Predictive Models for Characterizing and Evaluating Risk of Engineered Nanomaterials Using Computational Intelligence Approach

Odedele TO and Ibrahim HD

Published on: 2022-06-20

Abstract

Nanotechnology is the fabrication and manipulation of novel material at a size of 100 nm or less and is increasingly becoming a promising area in various human endeavors because of its novel and unique characteristics. Nano-materials are commonly applied in medicine, Engineering, and agricultural industries. The unique properties of these materials can be manipulated for beneficial purposes and at the same time may also have side effects through toxicological and environmental impacts. Considering the Environmental and Health implications, nanomaterials could be harmful because of their distribution through the environment, aquatic, and human systems. Their novel and unique properties have made its transportation and distribution easy into human body system through the skin, lungs, and gastrointestinal tract. However, many toxicological studies have shown the inherent toxicity of some nanoparticles to living organisms, and their potentially harmful effects on the environment and aquatic systems (ecotoxicity) for which relatively tedious animal testing procedures have been documented for their characterization.

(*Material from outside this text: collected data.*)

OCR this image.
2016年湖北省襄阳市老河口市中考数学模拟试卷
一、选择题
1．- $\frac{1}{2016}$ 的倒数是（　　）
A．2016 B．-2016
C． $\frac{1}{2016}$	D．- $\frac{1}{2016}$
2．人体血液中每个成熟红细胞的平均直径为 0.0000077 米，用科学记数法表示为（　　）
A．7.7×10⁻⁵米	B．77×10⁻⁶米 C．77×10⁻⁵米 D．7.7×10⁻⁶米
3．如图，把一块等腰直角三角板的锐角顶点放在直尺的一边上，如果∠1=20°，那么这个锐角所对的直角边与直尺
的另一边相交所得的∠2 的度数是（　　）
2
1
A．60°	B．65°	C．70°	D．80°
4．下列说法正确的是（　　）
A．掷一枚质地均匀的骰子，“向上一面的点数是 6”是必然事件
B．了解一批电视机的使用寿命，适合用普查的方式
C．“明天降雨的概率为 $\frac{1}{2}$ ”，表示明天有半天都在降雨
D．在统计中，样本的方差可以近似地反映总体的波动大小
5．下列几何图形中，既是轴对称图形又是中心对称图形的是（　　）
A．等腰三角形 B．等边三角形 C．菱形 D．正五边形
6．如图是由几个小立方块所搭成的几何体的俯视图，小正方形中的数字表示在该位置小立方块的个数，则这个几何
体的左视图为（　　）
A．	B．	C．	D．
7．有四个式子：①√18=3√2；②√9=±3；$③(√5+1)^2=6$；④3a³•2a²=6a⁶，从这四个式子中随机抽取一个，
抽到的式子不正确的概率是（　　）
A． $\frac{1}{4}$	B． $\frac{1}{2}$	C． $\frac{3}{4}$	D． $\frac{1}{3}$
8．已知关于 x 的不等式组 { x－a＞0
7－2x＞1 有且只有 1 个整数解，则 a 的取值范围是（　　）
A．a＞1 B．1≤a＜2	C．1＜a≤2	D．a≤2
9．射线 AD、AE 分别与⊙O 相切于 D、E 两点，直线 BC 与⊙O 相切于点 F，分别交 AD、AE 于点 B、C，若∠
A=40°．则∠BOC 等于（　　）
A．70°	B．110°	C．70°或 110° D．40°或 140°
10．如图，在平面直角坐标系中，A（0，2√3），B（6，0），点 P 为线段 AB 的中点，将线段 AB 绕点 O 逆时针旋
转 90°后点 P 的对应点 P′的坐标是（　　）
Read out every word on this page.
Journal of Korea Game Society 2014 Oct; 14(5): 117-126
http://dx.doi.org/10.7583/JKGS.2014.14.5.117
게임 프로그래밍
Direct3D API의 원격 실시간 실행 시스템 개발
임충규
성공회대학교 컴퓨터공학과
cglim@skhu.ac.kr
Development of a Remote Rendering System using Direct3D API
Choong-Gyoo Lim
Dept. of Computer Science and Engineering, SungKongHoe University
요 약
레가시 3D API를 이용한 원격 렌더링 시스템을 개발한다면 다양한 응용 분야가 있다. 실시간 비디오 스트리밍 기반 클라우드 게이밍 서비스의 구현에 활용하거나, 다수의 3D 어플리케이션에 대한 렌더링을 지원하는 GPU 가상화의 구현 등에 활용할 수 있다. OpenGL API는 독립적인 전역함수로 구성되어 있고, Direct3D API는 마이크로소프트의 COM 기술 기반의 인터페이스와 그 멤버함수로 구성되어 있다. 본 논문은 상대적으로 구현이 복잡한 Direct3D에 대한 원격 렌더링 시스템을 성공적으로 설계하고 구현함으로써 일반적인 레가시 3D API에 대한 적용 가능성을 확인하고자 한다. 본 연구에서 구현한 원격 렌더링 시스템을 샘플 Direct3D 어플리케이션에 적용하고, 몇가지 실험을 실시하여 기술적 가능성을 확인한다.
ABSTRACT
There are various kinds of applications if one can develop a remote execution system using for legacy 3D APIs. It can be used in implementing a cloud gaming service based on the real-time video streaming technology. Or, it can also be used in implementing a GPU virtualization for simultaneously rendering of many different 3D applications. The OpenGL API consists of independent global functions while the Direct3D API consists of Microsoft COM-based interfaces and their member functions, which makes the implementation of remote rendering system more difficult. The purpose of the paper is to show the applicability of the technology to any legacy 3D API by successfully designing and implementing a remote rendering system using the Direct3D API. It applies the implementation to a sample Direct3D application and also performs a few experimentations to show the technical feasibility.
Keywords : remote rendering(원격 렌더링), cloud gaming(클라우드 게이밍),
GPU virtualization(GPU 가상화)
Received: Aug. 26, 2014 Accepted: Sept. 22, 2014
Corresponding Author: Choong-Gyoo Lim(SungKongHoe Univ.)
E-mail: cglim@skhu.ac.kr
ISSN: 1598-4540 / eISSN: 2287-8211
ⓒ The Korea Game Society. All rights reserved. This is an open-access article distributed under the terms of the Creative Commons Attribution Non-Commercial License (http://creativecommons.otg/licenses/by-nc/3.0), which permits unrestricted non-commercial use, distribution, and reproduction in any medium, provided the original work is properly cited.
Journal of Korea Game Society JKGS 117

Considering the increasing number of nanoparticles manufactured and the variety of their intrinsic properties especially sizes, and coatings, it is, therefore, necessary to explore an alternative approach that avoids conducting a test on every nanoparticle produced. The apprehensions of the potentially harmful effects of nanomaterials constitute a serious setback to nanotechnology commercialization. The objective of the study is to develop a screening protocol to assess, evaluate, and manage the inherent risks. To achieve this, it is imperative to develop models, tools, and an acceptable mechanism for screening, predicting, and monitoring the application of nanomaterials. Given these side effects, there is therefore the need to design and develop classification and nanomaterials toxicity predictive models using computational intelligent and adaptive hybrid systems. This paper, therefore, focuses on the capability of machine learning, fuzzy logic and evolutionary computing techniques to model physicochemical properties and toxic effects of nanomaterials. Furthermore, computational intelligent systems are applied to predict/assess the toxicity of nanomaterials. Hence, the main motivation of this research work is to assist the users of nanomaterials in classifying, assessing, and determining the risk of nanomaterials toxicity.